Sunday, August 04, 2013

Muridiyya: Piety Is Service


Amadu Bamba was most impressed by Ibrahima Faal's instinctive understanding that true piety is enacted through service to others. It is for this reason that he tolerated Faal's neglect of his daily canonical prayers. Indeed, he didn't simply tolerate Faal, but regarded him as a shaykh tarbiyya. What does this mean?

Muridiyya pedagogy is modeled on Ghazalian epistemology and, therefore, provides for a division of labor among the members of the scholar class. There are scholars of book learning (the shaykh taalim) and scholars of character building (the shaykh tarbiyya). A subset of the latter is the shaykh tarqiyya, whose personal character is acknowledged by his community to have "ascended" beyond the usual excellences of the shaykh tarbiyya. I am uncertain as to whether Bamba considered Faal to have achieved this third level.

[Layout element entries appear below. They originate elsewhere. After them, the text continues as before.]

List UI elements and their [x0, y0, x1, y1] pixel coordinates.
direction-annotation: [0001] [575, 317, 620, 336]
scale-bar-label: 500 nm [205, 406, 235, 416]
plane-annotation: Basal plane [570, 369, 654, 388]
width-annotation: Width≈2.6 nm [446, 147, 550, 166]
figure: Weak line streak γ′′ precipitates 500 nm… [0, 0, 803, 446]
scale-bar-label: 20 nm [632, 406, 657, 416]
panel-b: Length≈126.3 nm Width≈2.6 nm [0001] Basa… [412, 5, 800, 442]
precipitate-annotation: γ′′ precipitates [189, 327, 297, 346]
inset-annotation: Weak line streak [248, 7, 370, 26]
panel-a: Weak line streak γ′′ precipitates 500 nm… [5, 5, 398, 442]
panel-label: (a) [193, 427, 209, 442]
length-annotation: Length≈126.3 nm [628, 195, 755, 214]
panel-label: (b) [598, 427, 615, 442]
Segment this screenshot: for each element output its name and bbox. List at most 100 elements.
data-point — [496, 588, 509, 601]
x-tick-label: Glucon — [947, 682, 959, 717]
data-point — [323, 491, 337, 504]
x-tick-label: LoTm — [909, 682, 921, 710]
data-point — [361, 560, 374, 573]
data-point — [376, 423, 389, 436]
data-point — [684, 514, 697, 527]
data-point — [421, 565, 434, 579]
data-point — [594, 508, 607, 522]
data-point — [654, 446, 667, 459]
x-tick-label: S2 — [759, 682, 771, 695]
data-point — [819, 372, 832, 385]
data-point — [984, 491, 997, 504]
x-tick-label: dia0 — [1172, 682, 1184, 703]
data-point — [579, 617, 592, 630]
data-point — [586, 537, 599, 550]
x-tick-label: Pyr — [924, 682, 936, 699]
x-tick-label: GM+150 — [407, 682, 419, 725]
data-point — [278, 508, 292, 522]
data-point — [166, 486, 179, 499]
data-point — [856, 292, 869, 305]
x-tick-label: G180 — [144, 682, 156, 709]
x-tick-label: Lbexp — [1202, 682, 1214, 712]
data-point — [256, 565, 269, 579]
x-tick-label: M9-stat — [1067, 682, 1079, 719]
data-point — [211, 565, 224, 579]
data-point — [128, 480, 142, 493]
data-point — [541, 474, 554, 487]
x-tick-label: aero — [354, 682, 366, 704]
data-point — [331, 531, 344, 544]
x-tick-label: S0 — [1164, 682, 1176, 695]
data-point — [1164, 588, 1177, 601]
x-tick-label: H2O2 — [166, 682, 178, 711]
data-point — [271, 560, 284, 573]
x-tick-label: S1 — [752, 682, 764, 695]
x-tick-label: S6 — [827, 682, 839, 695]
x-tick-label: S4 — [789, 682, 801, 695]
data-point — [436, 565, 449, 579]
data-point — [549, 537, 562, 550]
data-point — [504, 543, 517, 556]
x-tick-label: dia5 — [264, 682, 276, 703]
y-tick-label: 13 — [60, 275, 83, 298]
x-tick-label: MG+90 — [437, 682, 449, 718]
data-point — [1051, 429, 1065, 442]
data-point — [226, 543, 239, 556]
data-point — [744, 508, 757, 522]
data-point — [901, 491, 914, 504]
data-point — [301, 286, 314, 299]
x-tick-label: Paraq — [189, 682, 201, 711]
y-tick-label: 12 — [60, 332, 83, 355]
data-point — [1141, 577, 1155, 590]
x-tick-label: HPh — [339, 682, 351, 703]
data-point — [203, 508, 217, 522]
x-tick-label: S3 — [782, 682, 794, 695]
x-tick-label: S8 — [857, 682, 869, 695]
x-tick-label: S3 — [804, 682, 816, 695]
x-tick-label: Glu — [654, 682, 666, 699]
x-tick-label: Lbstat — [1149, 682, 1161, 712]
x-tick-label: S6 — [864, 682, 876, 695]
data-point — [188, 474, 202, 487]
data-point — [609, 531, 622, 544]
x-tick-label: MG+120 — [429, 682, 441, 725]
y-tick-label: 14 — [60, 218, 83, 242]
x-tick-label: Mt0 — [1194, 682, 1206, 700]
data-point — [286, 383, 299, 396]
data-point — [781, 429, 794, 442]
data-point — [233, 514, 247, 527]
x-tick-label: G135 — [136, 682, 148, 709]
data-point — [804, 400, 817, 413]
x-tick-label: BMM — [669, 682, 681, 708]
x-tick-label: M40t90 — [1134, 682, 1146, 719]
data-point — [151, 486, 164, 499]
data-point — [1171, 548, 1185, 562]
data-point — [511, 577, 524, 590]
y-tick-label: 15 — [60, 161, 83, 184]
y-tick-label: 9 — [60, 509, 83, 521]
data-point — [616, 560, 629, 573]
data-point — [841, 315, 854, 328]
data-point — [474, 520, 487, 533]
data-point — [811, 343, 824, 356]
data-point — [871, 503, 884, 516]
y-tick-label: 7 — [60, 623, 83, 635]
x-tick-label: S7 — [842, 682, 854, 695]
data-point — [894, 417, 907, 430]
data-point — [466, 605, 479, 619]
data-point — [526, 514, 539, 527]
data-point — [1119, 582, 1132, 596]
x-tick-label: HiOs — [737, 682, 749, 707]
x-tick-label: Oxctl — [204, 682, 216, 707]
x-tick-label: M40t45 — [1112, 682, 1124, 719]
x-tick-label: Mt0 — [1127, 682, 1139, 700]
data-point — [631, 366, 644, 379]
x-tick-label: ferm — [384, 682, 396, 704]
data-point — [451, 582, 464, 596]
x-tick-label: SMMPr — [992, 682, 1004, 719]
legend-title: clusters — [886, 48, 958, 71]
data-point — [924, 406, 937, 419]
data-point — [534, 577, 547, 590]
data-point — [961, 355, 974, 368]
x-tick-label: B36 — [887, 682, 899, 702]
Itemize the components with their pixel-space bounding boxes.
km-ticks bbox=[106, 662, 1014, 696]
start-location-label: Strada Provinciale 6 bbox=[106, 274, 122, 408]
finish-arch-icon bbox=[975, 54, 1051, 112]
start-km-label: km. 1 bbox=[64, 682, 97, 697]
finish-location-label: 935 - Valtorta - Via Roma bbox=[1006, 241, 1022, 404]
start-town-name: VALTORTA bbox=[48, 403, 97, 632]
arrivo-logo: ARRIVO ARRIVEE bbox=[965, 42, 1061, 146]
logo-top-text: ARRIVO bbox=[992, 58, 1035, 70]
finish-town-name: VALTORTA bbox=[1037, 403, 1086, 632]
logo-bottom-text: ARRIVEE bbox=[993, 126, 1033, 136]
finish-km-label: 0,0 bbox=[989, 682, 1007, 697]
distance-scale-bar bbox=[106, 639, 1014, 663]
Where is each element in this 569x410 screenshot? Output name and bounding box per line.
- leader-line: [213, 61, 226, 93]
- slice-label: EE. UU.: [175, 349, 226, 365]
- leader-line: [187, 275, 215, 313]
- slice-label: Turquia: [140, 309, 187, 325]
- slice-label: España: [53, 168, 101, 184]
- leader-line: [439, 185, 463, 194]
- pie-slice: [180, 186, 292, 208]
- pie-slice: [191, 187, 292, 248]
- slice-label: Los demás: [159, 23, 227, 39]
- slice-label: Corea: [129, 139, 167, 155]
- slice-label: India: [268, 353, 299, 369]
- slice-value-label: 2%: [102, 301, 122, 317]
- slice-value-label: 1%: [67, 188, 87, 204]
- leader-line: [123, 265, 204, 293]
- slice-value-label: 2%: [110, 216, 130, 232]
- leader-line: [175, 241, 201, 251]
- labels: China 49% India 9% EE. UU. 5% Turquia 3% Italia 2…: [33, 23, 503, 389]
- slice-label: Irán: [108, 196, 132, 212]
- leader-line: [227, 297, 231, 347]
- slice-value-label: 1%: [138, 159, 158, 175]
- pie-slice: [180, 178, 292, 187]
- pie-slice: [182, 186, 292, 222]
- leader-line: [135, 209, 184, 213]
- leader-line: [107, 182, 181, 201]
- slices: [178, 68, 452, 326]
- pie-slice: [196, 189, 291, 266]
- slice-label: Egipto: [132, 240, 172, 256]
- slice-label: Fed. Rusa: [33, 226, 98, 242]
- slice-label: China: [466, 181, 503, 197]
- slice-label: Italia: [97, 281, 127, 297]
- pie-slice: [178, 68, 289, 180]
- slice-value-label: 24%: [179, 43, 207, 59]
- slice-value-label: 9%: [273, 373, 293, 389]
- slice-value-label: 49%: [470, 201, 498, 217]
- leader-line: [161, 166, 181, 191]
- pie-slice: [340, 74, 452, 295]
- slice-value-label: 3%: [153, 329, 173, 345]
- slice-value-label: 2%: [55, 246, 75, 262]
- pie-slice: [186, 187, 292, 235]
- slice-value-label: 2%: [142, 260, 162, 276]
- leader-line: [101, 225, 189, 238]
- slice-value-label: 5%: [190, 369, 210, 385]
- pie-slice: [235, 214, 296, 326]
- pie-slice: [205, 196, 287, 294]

The shaykh taalim teaches his students the classical curriculum in order to instill within them (1) knowledge of the curriculum and (2) knowledge of the limitations of such knowledge. Some students find this level of education sufficient for their needs and eventually move on. Others, however, are made anxious by this level of education; they grow restless and want to learn something that will help them to discover meaning in their lives. The latter type of student is then introduced to the shaykh tarbiyya. This mode of learning is practical and residential. It is acquired through living in close quarters with the shaykh tarbiyya and observing his conduct in ordinary life situations. Conversation and emulation are the methods of tarbiyya. The student receiving this type of education is learning a way of being-in-the-world by following the example of someone whose way of being-in-the-world is worth emulating--someone like Ibra Faal who was humble, generous, and always thinking about the welfare of others.

Thursday, August 01, 2013

Ibra Faal


"Ibra Faal inaugurated a new ethic of behavior between master and disciple in the school of Mbakke Kajoor [Senegal]. This ethic required excessive veneration of the persona of Amadu Bamba. Faal knelt and removed his headwear when talking to [the Sheikh], bowed his head when greeting him, abstained from eating out of the same bowl as Bamba, and refused to allow anybody to lead his sheikh in prayer. He devoted his life at [Bamba's] school to work instead of instruction and worship. He collected firewood and timber for construction during the day and fetched water for Amadu Bamba's wives during the night. He neglected praying and fasting and gradually abandoned these canonical acts of worship. Faal's behavior toward his sheikh was not uncommon among Sufi[s], especially at what Trimingham terms the taifa stage. His demeanor was consistent with that of a mazjub--an ascetic who is so consumed by his love of God that he has lost all sense of reality, blurring the boundaries between the lawful and unlawful and putting spiritual exercises and disciplining the body over formal worship. Majzub behavior was seemingly unknown in Wolof country. Amadu Bamba, who was well versed in Muslim mysticism, was in a position to understand and tolerate his disciple's odd outlook, but this was not true for his entourage. Ibra Faal's attitude shocked the students in the school but impressed Amadu Bamba, who refused to get rid of him despite growing protestations from his followers. Faal's neglect of the fundamental Islamic rituals outraged many who considered him to be a madman. Amadu Bamba's refusal to dismiss his atypical disciple prompted many families of doomi sokhna to withdraw or put pressure on their sons to abandon the school of Mbakke Kajoor." --Cheikh Anta Babou, Fighting the Greater Jihad: Amadu Bamba and the Founding of the Muridiyya of Senegal, 1853-1913, Athens, OH: Ohio University Press (2007), 65.